The ruling Saskatchewan Party was on track to win a majority of the 61 seats in the provincial legislature, according to projections by the Canadian Broadcasting Corp. and Global News. This is the third consecutive majority government for Wall and his right-of-center party. Wall’s party was leading in 47 seats, well ahead of the opposition New Democrats, based on partial results from Elections Saskatchewan.
Saskatchewan’s economy has been hit hard by a 65-percent drop in oil prices since June 2014 along with slumping demand and prices for potash -- both among the province’s biggest exports. Like the other energy-reliant Canadian provinces of Alberta and Newfoundland, Saskatchewan racked up deficits and wrestled with shrinking output last year.
“There’s been nothing exceptional about this government except that it caught a wave” of the economic boom before this recent slump, said Joseph Garcea, a professor in the political science department at the University of Saskatchewan in Saskatoon. “In the coming years, the real opposition for this government will be the economy.

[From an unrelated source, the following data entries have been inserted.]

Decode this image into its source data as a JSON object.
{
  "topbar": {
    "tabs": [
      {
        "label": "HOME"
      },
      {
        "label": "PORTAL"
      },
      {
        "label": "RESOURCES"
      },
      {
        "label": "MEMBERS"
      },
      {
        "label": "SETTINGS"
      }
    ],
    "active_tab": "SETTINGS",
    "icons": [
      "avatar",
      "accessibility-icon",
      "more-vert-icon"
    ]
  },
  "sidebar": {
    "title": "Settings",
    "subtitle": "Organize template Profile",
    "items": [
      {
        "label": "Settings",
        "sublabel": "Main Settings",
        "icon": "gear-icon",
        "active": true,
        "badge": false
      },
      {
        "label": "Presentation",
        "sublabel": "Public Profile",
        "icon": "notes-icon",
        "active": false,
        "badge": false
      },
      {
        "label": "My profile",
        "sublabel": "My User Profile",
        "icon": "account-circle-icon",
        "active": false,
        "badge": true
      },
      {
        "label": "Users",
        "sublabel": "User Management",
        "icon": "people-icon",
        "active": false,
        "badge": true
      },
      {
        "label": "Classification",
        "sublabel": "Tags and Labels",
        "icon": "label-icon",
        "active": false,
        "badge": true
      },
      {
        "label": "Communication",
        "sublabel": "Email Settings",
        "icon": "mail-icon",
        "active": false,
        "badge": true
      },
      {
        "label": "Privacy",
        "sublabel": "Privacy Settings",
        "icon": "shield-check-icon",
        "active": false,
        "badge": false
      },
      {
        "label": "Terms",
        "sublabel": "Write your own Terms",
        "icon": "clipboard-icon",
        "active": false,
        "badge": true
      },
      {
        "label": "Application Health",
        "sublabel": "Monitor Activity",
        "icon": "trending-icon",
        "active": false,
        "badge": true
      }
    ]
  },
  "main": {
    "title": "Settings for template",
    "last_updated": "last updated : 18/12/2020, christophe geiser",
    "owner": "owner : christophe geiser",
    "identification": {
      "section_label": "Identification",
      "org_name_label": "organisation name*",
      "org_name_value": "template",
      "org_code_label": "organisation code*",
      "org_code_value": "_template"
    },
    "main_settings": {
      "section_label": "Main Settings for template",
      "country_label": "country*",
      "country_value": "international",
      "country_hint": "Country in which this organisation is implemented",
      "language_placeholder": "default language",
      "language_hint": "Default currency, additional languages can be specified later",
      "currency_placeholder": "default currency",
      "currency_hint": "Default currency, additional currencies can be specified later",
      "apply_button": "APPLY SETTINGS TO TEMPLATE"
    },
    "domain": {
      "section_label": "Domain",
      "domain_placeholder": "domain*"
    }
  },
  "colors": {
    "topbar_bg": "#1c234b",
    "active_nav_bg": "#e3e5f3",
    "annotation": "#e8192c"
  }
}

That’s a dragon they have to tame.”
Potash Corp. of Saskatchewan Inc., the world’s largest producer of the fertilizer, expects the worst year in a decade and has shed jobs and cut its dividend. The provincial economy shrank 2.8 percent in 2015 and may return to growth of 0.7 percent this year, according to the Conference Board of Canada.

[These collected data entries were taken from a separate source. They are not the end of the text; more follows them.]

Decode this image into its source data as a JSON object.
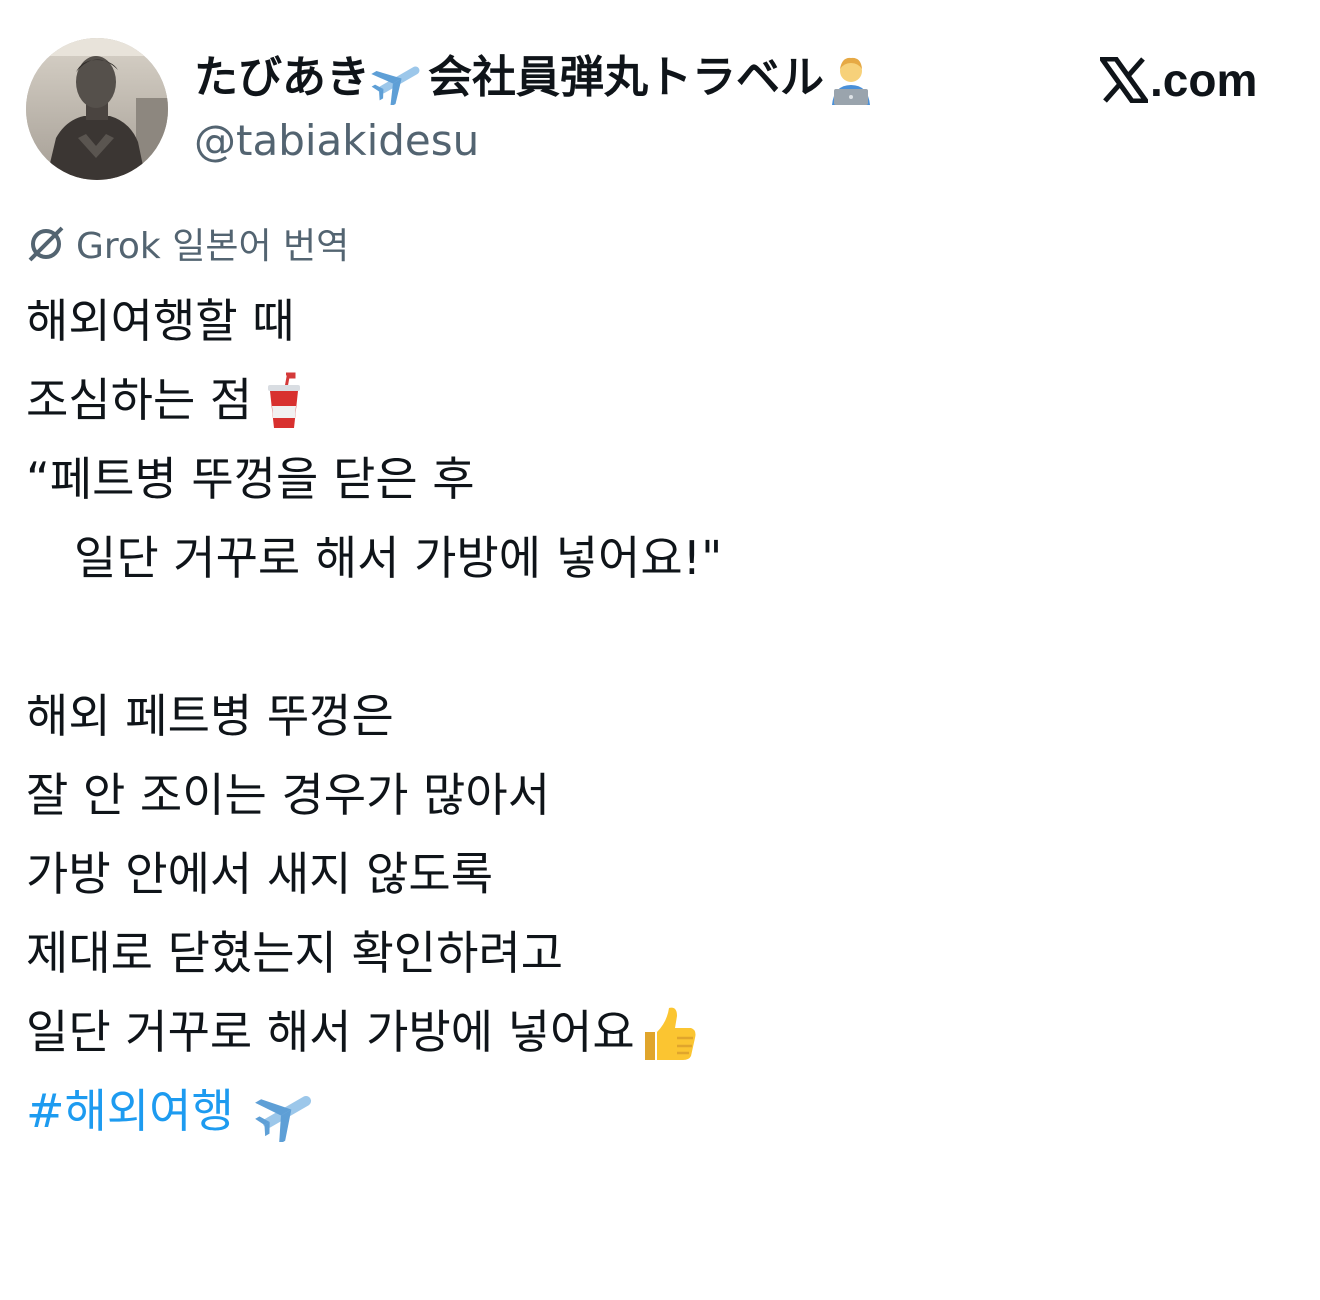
{
  "user": {
    "display_name": "たびあき",
    "display_name_suffix": "会社員弾丸トラベル",
    "handle": "@tabiakidesu"
  },
  "site": {
    "label": ".com",
    "logo_icon": "x-logo-icon"
  },
  "translation": {
    "label": "Grok 일본어 번역",
    "icon": "grok-icon"
  },
  "post": {
    "lines": [
      "해외여행할 때",
      "조심하는 점",
      "“페트병 뚜껑을 닫은 후",
      "일단 거꾸로 해서 가방에 넣어요!\"",
      "",
      "해외 페트병 뚜껑은",
      "잘 안 조이는 경우가 많아서",
      "가방 안에서 새지 않도록",
      "제대로 닫혔는지 확인하려고",
      "일단 거꾸로 해서 가방에 넣어요"
    ],
    "hashtag": "#해외여행"
  },
  "colors": {
    "text": "#0f1419",
    "secondary": "#536471",
    "link": "#1d9bf0"
  }
}
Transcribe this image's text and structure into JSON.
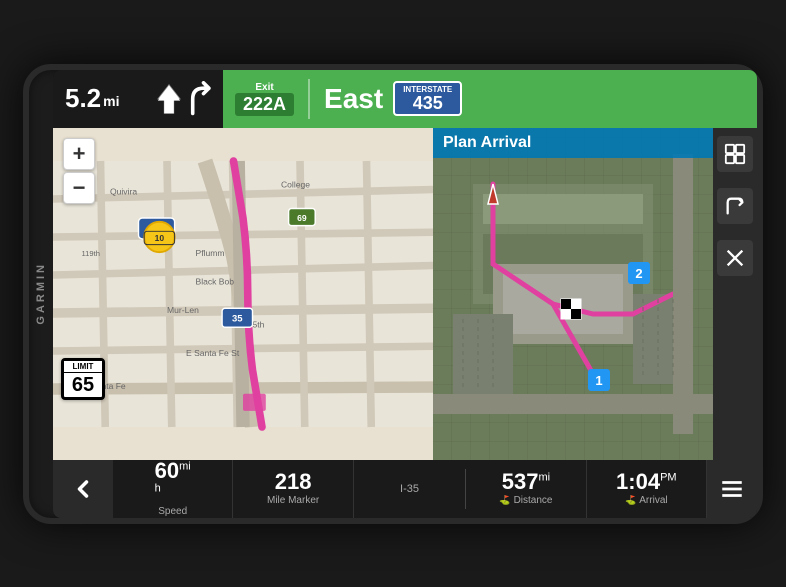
{
  "device": {
    "brand": "GARMIN"
  },
  "nav_bar": {
    "distance": "5.2",
    "distance_unit": "mi",
    "exit_label": "Exit",
    "exit_number": "222A",
    "direction": "East",
    "interstate_label": "INTERSTATE",
    "interstate_number": "435"
  },
  "map_left": {
    "zoom_plus": "+",
    "zoom_minus": "−",
    "speed_limit_label": "LIMIT",
    "speed_limit": "65",
    "route_numbers": [
      "435",
      "10",
      "35"
    ]
  },
  "map_right": {
    "plan_arrival_label": "Plan Arrival",
    "waypoints": [
      "1",
      "2"
    ]
  },
  "right_panel": {
    "map_icon": "🗺",
    "route_icon": "↱",
    "close_icon": "✕"
  },
  "bottom_bar": {
    "back_icon": "‹",
    "speed_value": "60",
    "speed_unit": "mi/h",
    "speed_label": "Speed",
    "mile_marker_value": "218",
    "mile_marker_label": "Mile Marker",
    "road_label": "I-35",
    "distance_value": "537",
    "distance_unit": "mi",
    "distance_label": "Distance",
    "arrival_value": "1:04",
    "arrival_unit": "PM",
    "arrival_label": "Arrival",
    "menu_icon": "≡"
  }
}
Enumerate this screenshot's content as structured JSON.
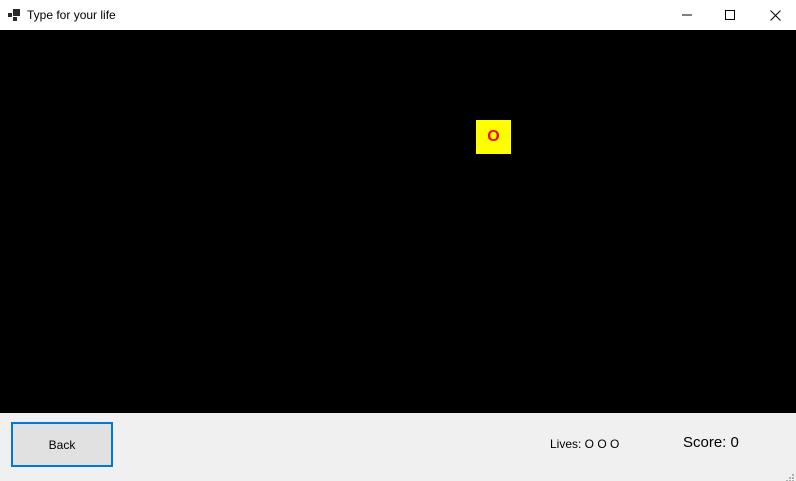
{
  "window": {
    "title": "Type for your life",
    "icons": {
      "app": "app-icon",
      "minimize": "minimize-icon",
      "maximize": "maximize-icon",
      "close": "close-icon"
    }
  },
  "game": {
    "background_color": "#000000",
    "falling_letters": [
      {
        "char": "O",
        "background_color": "#ffff00",
        "text_color": "#ff0000"
      }
    ]
  },
  "controls": {
    "back_label": "Back"
  },
  "status": {
    "lives_text": "Lives: O O O",
    "score_text": "Score: 0"
  }
}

One of the first tasks of the government will be to present the budget, said the University of Saskatchewan’s Garcea.
Wall ranks as one of the most popular premiers in Canada and is known for driving around the province of 1.1 million people in his Chevy pickup truck. His re-election campaign has focused on the need to boost economic growth and encourage companies to create jobs by not imposing new regulations like carbon prices.
His approach contrasts his left-leaning Alberta Premier Rachel Notley, whose government will post a budget deficit of more than C$10 billion ($7.7 billion) in the current fiscal year as it seeks to transform the province’s oil economy with a carbon tax and diversification, while maintaining money for education and health care.
“Even though there’s a general level of angst about the economy, Saskatchewan has done reasonably well through a rough patch,” said Tom McIntosh, who heads the University of Regina’s politics department. “It’s been a campaign about not very much.”
On the campaign trail, Wall faced Cam Broten, the leader of the New Democratic Party, which according to early projections had added two more seats than it had when the legislature was dissolved. There haven’t been any big issues that have “galvanized” voters, McIntosh said. “The opposition hasn’t been terribly strong.”
“Mr. Wall is a likable guy,” the University of Regina professor said. “He’s had a number of years where the province was quite easy to run because we had money. The next few years could be tough.”